The company was founded in 1902 by Henry Sturmey and James Archer under the guidance of Frank Bowden (from whose name the term 'Bowden cable' originates) the primary owner of the Raleigh bicycle company.
The Sturmey-Archer name was also credited with the 49cc two-stroke engine fitted to early Raleigh mopeds, although this was actually a reworking of Vincenzo Piatti's "Trojan Mini-Motor" and built by BSA's motorcycle operation.
Sturmey-Archer engines were used in a numerous machines including Allegro, Aliprandi, Ardie, Bauer, Carlton, Coventry-Eagle, Dunelt, Durandal, MP of Italy, Raleigh, Rex-Acme, Soyer, Vaga and Victoria. They also made gearboxes and bicycle components.
Engine types include:
1935 742cc air cooled side valve V twin
600cc SV single cylinder c1936
250cc OHC Engine, 1929
The 248 c.c. O.H. Camshaft Model as illustrated is particularly neat in design. silent in action, and possessed of immense stamina, coupled with economy of petrol and oil. These features are, in fact, embodied in all Sturmey-Archer Engines. and have gained for them world-wide pre-eminence.
D.R.S.O. 496cc Sidevalve Engine, 1929
Bore 79 mm. Stroke 101 mm. Double roller bearing big end. Internal flywheel. Aluminum piston with fully floating gudgeon pin. Crankshaft mounted on roller bearings throughout. Interchangeable valves. Enclosed valve springs and tappets. Detachable cylinder head.
Lubrication by Dry Sump System.
Magneto platform integral with timing cover.
Complete with sparking plug, engine sprocket, magneto sprocket, magneto driving chain, and tools.
Compression ratio 4.6 to 1.
Nett Weight 73 lbs. (approx.)
At 4000 revolutions this engine develops approximately 10.35 brake horse power.

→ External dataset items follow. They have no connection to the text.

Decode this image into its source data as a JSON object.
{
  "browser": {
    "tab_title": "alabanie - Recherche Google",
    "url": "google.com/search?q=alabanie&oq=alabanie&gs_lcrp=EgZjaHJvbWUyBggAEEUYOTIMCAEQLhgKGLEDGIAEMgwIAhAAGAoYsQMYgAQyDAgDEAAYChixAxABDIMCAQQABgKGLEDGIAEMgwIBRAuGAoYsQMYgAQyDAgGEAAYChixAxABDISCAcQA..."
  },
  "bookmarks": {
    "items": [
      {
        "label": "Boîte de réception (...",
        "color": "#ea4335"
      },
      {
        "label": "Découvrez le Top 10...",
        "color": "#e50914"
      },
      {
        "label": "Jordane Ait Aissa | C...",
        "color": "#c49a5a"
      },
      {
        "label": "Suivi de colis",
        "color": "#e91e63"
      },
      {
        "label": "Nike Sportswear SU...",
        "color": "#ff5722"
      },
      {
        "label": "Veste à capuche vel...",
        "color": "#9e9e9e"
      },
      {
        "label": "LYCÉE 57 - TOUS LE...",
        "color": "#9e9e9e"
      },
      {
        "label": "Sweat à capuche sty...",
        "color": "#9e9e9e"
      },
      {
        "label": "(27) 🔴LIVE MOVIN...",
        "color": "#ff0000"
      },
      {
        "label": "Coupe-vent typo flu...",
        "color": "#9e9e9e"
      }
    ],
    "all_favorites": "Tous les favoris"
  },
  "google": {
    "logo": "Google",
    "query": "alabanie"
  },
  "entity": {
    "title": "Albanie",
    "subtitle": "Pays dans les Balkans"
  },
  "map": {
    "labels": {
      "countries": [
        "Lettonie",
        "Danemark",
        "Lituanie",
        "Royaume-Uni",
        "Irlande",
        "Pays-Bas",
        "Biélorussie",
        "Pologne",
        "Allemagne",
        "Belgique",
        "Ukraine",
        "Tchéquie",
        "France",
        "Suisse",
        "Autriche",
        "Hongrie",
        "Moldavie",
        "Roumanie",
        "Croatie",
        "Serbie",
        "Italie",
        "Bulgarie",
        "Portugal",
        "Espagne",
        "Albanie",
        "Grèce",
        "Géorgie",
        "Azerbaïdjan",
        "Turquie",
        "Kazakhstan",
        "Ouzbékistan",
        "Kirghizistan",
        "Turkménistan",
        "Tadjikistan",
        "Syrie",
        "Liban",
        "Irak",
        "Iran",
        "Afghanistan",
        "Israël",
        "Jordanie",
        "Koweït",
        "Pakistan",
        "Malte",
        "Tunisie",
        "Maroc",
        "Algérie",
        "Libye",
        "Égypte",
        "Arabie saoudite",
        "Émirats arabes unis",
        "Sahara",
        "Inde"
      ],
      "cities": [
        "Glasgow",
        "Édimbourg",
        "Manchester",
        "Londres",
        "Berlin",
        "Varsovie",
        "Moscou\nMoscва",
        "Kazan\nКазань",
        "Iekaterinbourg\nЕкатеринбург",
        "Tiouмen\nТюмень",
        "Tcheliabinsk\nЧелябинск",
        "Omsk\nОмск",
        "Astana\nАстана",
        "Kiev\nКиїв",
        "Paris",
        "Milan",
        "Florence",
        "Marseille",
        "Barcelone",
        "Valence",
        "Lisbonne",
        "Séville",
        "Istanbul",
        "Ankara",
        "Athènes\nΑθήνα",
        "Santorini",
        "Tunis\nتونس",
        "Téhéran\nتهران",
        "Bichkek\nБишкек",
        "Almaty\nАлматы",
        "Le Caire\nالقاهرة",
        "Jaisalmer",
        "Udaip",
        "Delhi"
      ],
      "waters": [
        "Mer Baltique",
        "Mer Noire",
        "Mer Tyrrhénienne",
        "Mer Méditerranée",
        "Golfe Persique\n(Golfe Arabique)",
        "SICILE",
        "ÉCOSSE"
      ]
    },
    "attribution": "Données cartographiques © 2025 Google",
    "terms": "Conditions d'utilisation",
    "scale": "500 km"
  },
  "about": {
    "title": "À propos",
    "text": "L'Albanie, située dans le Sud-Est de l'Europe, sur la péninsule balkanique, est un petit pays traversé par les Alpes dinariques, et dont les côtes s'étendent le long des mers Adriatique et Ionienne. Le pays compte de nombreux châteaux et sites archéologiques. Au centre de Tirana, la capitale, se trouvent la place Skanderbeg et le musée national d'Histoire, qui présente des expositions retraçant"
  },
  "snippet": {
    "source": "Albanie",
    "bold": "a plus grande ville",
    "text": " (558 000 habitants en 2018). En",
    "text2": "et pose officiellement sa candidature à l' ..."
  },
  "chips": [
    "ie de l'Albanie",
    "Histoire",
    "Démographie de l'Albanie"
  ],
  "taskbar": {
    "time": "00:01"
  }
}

From the factory catalogue, which also stated the specifications in French and German
1. The Sturmey-Archer three-speed epicyclic gear was not invented by Sturmey or Archer, but by one William Reilly. "To save Sturmey’s blushes, and to create a more marketable product (Sturmey was one of the most famous cycle engineers of his day), Raleigh relegated Reilly to the sidelines and instead promoted Sturmey and Archer, neither of whom had anything to do with the hub gear their names became attached to." ~ roadswerenotbuiltforcars.com/notes/
2. It was suggested that Victoria employed an S-A engine which was most likely built at their factory in Germany. However, a German site on the marque says that they ceased to import S-A engines after 1933. Sturmey-Archer had a factory in Nurnberg in 1929, but it's likely they only made gearboxes there, not engines.
3. In 2000, Sturmey-Archer was sold to Sun Race Sturmey-Archer Inc. and operations were moved to Taiwan.